The top line is that more than half of respondents preferred solutions-focused news stories, as opposed to just problem-focused stories (one third), and no preference (17 per cent).

Interestingly, solutions stories also transcended political divides and were much more of a hit with younger audiences, which suggests they can play part in renewing public trust in news.

Roadtesting solutions journalism in UK local news

Newsquest has had its editors debriefed on solutions journalism by Emily Kasriel of BBC News, who leads the Crossing Divides initiative, and Nina Fasciaux and Alec Saelens of the SJN.

The project will be formally kicking off in May with SJN training 50 Newsquest journalists, directly informed by the research. After that, the reporters will be mentored by solutions journalists from the BBC News, Guardian and The Bureau of Investigative Journalism.

In September, the editors who participated in the campaign will be interviewed for another report, gauging their thoughts on the practice, and using data to show how their readers have responded to the solutions-focused stories.

After the project ends, Nguyen plans to create a "network for constructive journalists in the UK" with participating mentors and mentees.

Those training webinars - but not the mentorships - will later become available to all journalists and journalism students in the UK. Nguyen plans to work with UK universities to include videos in their course materials.

"There's not a lot of research about what effect news has on mental health and emotional wellbeing. What our research is showing in a time of crisis, is that news is important, a lifeline for many people and to their relatives and loved ones.

"At the same time, they find a lot of stress. That's why they sometimes switch off from the news to avoid negative feelings. One of the reasons for that is the negative bias, and that's why news needs to move in a new direction.

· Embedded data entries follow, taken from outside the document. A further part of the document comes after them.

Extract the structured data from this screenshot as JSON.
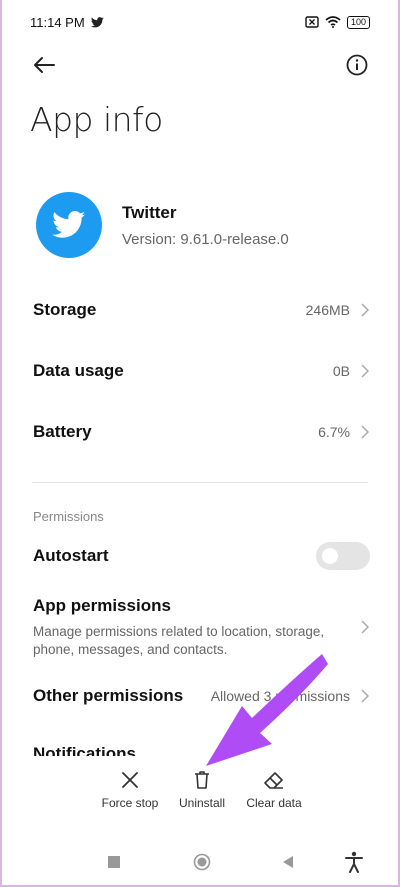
{
  "status_bar": {
    "time": "11:14 PM",
    "battery": "100",
    "icons": [
      "twitter-bird-icon",
      "sim-crossed-icon",
      "wifi-icon",
      "battery-icon"
    ]
  },
  "top_bar": {
    "back_icon": "arrow-left-icon",
    "info_icon": "info-circle-icon"
  },
  "page_title": "App info",
  "app": {
    "name": "Twitter",
    "version": "Version: 9.61.0-release.0",
    "icon": "twitter-bird-icon",
    "icon_color": "#1d9bf0"
  },
  "rows": {
    "storage": {
      "label": "Storage",
      "value": "246MB"
    },
    "data_usage": {
      "label": "Data usage",
      "value": "0B"
    },
    "battery": {
      "label": "Battery",
      "value": "6.7%"
    }
  },
  "permissions": {
    "section_label": "Permissions",
    "autostart": {
      "label": "Autostart",
      "enabled": false
    },
    "app_permissions": {
      "label": "App permissions",
      "subtitle": "Manage permissions related to location, storage, phone, messages, and contacts."
    },
    "other_permissions": {
      "label": "Other permissions",
      "value": "Allowed 3 permissions"
    },
    "notifications": {
      "label": "Notifications"
    }
  },
  "actions": {
    "force_stop": {
      "label": "Force stop",
      "icon": "close-icon"
    },
    "uninstall": {
      "label": "Uninstall",
      "icon": "trash-icon"
    },
    "clear_data": {
      "label": "Clear data",
      "icon": "eraser-icon"
    }
  },
  "nav_bar": {
    "icons": [
      "recents-square-icon",
      "home-circle-icon",
      "back-triangle-icon",
      "accessibility-icon"
    ]
  },
  "annotation": {
    "arrow_color": "#b04cf5"
  }
}
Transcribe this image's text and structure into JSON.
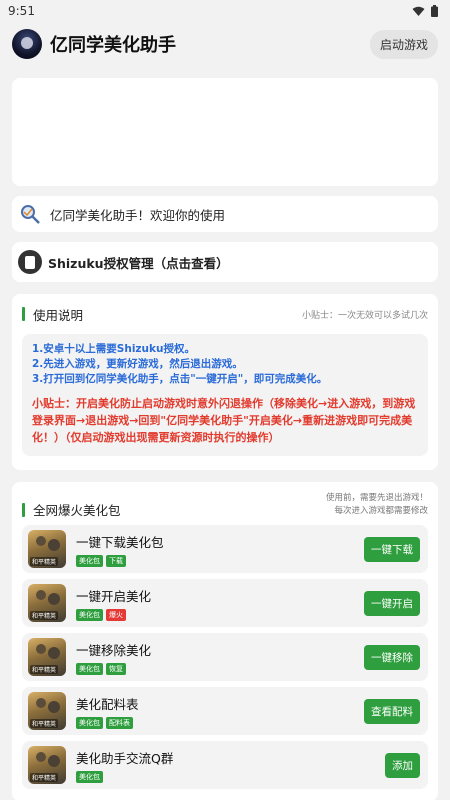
{
  "status_bar": {
    "time": "9:51"
  },
  "app_bar": {
    "title": "亿同学美化助手",
    "launch_button": "启动游戏"
  },
  "welcome": {
    "text": "亿同学美化助手！欢迎你的使用"
  },
  "shizuku": {
    "text": "Shizuku授权管理（点击查看）"
  },
  "usage": {
    "title": "使用说明",
    "tip": "小贴士：一次无效可以多试几次",
    "steps": [
      "1.安卓十以上需要Shizuku授权。",
      "2.先进入游戏，更新好游戏，然后退出游戏。",
      "3.打开回到亿同学美化助手，点击\"一键开启\"，即可完成美化。"
    ],
    "warning": "小贴士：开启美化防止启动游戏时意外闪退操作（移除美化→进入游戏，到游戏登录界面→退出游戏→回到\"亿同学美化助手\"开启美化→重新进游戏即可完成美化！）（仅启动游戏出现需更新资源时执行的操作）"
  },
  "packs": {
    "title": "全网爆火美化包",
    "tip_line1": "使用前，需要先退出游戏！",
    "tip_line2": "每次进入游戏都需要修改",
    "thumb_label": "和平精英",
    "items": [
      {
        "name": "一键下载美化包",
        "button": "一键下载",
        "tags": [
          {
            "text": "美化包",
            "color": "#2e9e3e"
          },
          {
            "text": "下载",
            "color": "#2e9e3e"
          }
        ]
      },
      {
        "name": "一键开启美化",
        "button": "一键开启",
        "tags": [
          {
            "text": "美化包",
            "color": "#2e9e3e"
          },
          {
            "text": "爆火",
            "color": "#e53935"
          }
        ]
      },
      {
        "name": "一键移除美化",
        "button": "一键移除",
        "tags": [
          {
            "text": "美化包",
            "color": "#2e9e3e"
          },
          {
            "text": "恢复",
            "color": "#2e9e3e"
          }
        ]
      },
      {
        "name": "美化配料表",
        "button": "查看配料",
        "tags": [
          {
            "text": "美化包",
            "color": "#2e9e3e"
          },
          {
            "text": "配料表",
            "color": "#2e9e3e"
          }
        ]
      },
      {
        "name": "美化助手交流Q群",
        "button": "添加",
        "tags": [
          {
            "text": "美化包",
            "color": "#2e9e3e"
          }
        ]
      }
    ]
  },
  "colors": {
    "accent": "#2e9e3e",
    "step_blue": "#2a6bd8",
    "warning_red": "#e23b2e"
  }
}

"News is negative, you have to hold people to account. Problem-focused journalism is important. But it must also focus on the good which is going on; not just focus on what's going wrong, but what's going well."

The CoJo Against Covid is an an18-month project funded by the UK Research and Innovation government body via the Arts and Humanities Research Council. It is led by Bournemouth University, in collaboration with the Solutions Journalism Network (SJN), Newsquest media group, and the Association of British Science Writers.